Ottawa
3 min

Atkinson on the campaign trail

Is being openly gay enough for Ottawa Centre?

ROUGH RIDE. As an NDP candidate, Jeff Atkinson hopes the pendulum will swing back to let him claim Ottawa Centre. Credit: Shawn Scallen

Jeff Atkinson is young, gay and wants your vote in Ottawa Centre.



The co-president of the New Democratic Party riding association in Ottawa Centre and a communications practitioner with the Canadian Labour Congress, Atkinson has thrown his hat into the ring as the NDP candidate for Ottawa Centre in the upcoming provincial election. He has been acclaimed as the party’s candidate.



Atkinson has a long history of involvement in labour and GLBT issues. After graduating from Carleton University in 1991, he found himself in the middle of a recession, became a security guard and ended up both becoming part of the movement to unionize security guards for federal buildings and spending a long time on the picket lines.



The reason for his staying in Ottawa, rather than following the path of many of his classmates and moving home, was simple.



“I’ve been in Ottawa since 1986,” says Atkinson. “I fell in love with the city, and I’ve been here ever since.



“I was also in the process of coming out (in 1991), so moving back to rural southwestern Ontario wasn’t an option.”



Working with the union as a picketer and shop steward led to working in communications with the union when he graduated from the public relations program at Algonquin College in 1997. While at Algonquin, Atkinson founded Algonquin Pride, the first GLBT group on campus.



“By the time I got to Algonquin, I was out and had a boyfriend,” explains Atkinson.



“Compared to the presence at Carleton, we were invisible. You’d hear the comments in the hallways and the jokes.”



Atkinson’s experience in organization led him to establish the group.



“This was in 1995, when it became okay in the public eye to acknowledge homosexuality. It was an exercise to provide a space, organize activities, allow people to report incidents.”



He acknowledges that, as a public relations student, it was also an excellent publicity exercise.



“It was more social, in terms of needing a place to be.
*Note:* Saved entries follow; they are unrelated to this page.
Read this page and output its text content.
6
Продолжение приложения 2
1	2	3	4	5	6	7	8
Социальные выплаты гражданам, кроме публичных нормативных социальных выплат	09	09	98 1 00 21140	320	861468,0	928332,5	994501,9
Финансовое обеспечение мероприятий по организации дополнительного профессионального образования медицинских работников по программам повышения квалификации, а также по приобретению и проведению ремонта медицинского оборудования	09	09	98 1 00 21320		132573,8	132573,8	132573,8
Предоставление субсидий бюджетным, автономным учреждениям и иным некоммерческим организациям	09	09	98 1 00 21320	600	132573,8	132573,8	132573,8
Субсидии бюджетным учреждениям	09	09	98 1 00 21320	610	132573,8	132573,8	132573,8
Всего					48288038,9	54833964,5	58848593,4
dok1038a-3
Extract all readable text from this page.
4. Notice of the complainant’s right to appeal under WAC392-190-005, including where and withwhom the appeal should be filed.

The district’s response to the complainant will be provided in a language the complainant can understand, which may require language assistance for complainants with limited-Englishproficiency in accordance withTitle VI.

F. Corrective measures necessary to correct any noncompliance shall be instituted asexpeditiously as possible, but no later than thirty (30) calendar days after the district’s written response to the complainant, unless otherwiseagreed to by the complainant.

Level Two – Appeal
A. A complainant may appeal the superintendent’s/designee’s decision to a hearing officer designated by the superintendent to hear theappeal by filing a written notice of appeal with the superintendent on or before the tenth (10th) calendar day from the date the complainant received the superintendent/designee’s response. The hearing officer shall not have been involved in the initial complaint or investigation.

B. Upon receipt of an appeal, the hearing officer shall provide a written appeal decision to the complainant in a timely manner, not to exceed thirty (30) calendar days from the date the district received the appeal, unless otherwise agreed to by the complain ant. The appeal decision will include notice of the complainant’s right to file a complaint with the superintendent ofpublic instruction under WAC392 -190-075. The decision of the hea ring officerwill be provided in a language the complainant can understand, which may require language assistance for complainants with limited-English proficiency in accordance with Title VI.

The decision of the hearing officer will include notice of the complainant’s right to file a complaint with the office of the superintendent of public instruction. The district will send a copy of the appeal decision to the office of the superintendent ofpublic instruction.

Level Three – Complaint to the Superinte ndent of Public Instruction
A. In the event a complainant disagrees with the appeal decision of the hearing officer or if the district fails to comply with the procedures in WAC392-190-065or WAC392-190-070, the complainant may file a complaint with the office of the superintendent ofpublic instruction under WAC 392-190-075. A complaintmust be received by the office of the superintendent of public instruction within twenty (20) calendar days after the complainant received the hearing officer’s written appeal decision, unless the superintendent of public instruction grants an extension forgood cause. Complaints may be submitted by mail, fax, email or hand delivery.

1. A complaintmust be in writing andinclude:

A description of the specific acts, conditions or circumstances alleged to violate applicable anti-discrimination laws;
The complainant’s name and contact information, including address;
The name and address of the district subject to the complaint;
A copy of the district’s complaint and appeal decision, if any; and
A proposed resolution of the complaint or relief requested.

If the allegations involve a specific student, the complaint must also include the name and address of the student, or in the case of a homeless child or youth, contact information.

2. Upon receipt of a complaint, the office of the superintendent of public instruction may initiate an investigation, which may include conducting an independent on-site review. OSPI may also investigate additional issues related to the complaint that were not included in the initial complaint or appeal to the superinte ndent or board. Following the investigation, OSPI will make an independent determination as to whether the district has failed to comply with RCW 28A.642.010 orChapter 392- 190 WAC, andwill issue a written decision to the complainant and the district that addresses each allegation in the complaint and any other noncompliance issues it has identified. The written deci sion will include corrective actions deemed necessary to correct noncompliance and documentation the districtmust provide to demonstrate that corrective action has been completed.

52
When I was there, harassment was never really a problem.”



Atkinson’s experience in the labour movement has provided him with an opportunity to work on queer issues, something that will help him as a candidate.



“I’ve been able to explore queer issues in the context of the labour movement,” says Atkinson.



“The movement is really on the cutting edge of a lot of issues, like people with AIDS and transgender people in the workplace.”



Atkinson is also chair of the NDP’s LGBT committee, which he says “is there to advise on issues and to keep in touch with activist groups across the country.”



Atkinson thinks that being an openly gay candidate will be an advantage in Ottawa Centre, an area that includes Ottawa’s gay village and neighbourhoods like Westboro and Hintonburg.



“I think Capital Xtra readers would like to know there is someone openly gay, who understands the issues and can face them head-on. It’s not a stretch for me to deal with gay and lesbian issues, because they’re my issues.”



Currently, there is one out MPP at Queen’s Park, Toronto Liberal George Smitherman. Atkinson jokes that “you can’t let George have the stage to himself.”



The NDP has had a rough ride in Ottawa Centre in the last decade, both at the federal and provincial levels. Atkinson says there has been a shift in perspective now, because of privatization, health care cutbacks and housing issues.



“Times have changed,” says Atkinson. “In 1995, we lost the seat to the Liberals. But now the leader of the Opposition is from here, and he has decided that the Tourism Minister’s Scotch drinking is more important than downtown housing rates.



“The other parties don’t think rent is an issue. Last year, we introduced legislation to freeze rent, which the Tories and Liberals both voted down.”



With the majority of Ottawa Centre’s residents being tenants, Atkinson says that supporting the NDP will be an attractive option.



It seems to be the case, he adds.



“I’ve been out knocking on doors in Westboro and Hintonburg, and people are very receptive.”



Outgoing city councillor Elisabeth Arnold, whose Somerset ward covers a large section of Ottawa Centre, agrees that the times may be changing.



“It feels like the political climate has been very right of center for the last decade or so, but I feel that pendulum swinging back.”



Arnold also feels that Atkinson will be able to make things happen.



“Jeff has done great work in the past, and I think he’ll do well for Ottawa Centre.”